The servant bowed his horned head. Then he hesitantly stepped back and disappeared into the dark corridor.
They were alone. With the dead and their murderer.
Fox recalled all the hours Jacob had sat next to Troisclerq in the coach, relaxed, as though they’d been friends for years. She could still see a trace of that friendship on Jacob’s face. He liked Troisclerq, and he despised his heart for it.
‘No one has made it through the labyrinth in more than eighty years. The last one was a police constable from Champlitte. I kept his weapon as a souvenir.’ Troisclerq pointed at a rapier hanging on the wall behind the dead girls. ‘Help yourself. I’m sure he wouldn’t mind. I know you prefer a sabre, but since this is my house, I hope you’ll respect my choice of weapon.’
Jacob went to the rapier. He still avoided looking at Fox. Yes, forget me, she wanted to whisper. Forget me, Jacob, or he will kill you. She saw her fear trickle into the pitcher.
Troisclerq saw it, too.
‘Only nine?’ Jacob looked at the dead. ‘I’m sure you killed many more than that. Am I right?’
He took the rapier from the wall.
‘Yes. I only bring the prettiest ones here.’ Troisclerq brushed back his black hair. ‘I killed my first ones during the Giant Wars. A long time ago. A very long time.’
‘You forget their names, don’t you?’ Jacob pointed the unfamiliar blade at the dead girl with the red ruby brooch on her dress. ‘Her name is Marie Pasquet. She was the granddaughter of a famous goldsmith. I promised her grandfather I’d kill you when I found her.’

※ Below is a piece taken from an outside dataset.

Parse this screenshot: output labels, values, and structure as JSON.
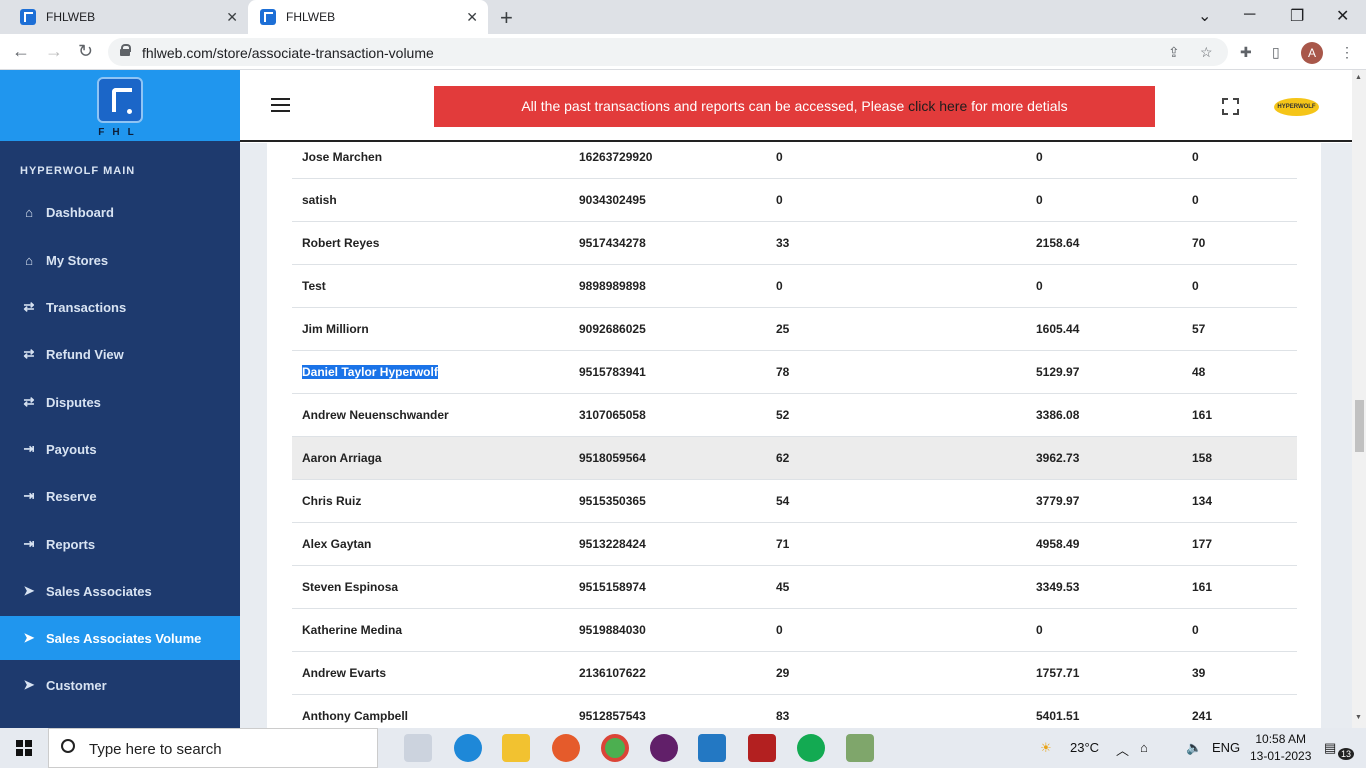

‘And I know you usually keep your promises.’ Troisclerq smiled. ‘I already knew we’d end up here when I cut you out of those vines. A downside of such a long life. After just a hundred years or so, everybody becomes so predictable, transparent, like glass. Every virtue, every sin, every weakness . . . nothing but endless repetition. Every ambition – seen it a thousand times. Illusions, lost a hundred times over, all hope childish, all innocence a joke . . .’
He lifted his rapier. ‘What remains is death. And the search for that perfect thrust. Death in its most . . . immaculate form.’
He struck out so suddenly that Jacob, trying to dodge the thrust, stumbled into the hanging dead. Fear. How much could one have? The dead girls, watching the duellers through empty eyes, knew the answer. Fox died with every stumble, with every cut Troisclerq’s blade left on Jacob’s skin. He was toying with Jacob. And he let Fox see it. He left himself open so that Jacob would charge into his blade; he drew bloody lines on Jacob’s skin, sketching his death before he’d fill it in with red. And the pitcher filled with white fear – more lifetime for the Bluebeard.
Fox had often watched Jacob fight, but never against such an adversary. It only dawned on her slowly that he was Troisclerq’s equal – and he wanted to kill the Bluebeard. Never before had Fox seen that desire so clearly on Jacob’s face.
The rapiers snagged on silky robes; they slashed through the golden chains and dead flesh. The two men were breathing heavily. Their wheezes and the silence of the dead . . . Fox knew both would stay with her until the end of her life. If she’d have a life. She tried to free herself so desperately, blood streaming down her arms, and she screamed when Troisclerq’s blade nearly pierced Jacob’s throat. So much fear. She closed her eyes, trying not to choke on it. But the next scream did not come from Jacob.
Troisclerq pressed his hand against his slashed knee. ‘That was dirty,’ Fox heard him gasp. ‘Where did you learn that?’
‘In another world,’ Jacob replied.
Troisclerq stabbed at his chest, but Jacob slashed his blade through the other knee, and as Troisclerq collapsed, Jacob rammed his blade so deep between the Bluebeard’s ribs that the thrust was only halted by the hilt of the sword. Troisclerq cowered on the floor, spitting his own blood on his chest. Jacob dropped to his knees and pulled the key from the Bluebeard’s pocket.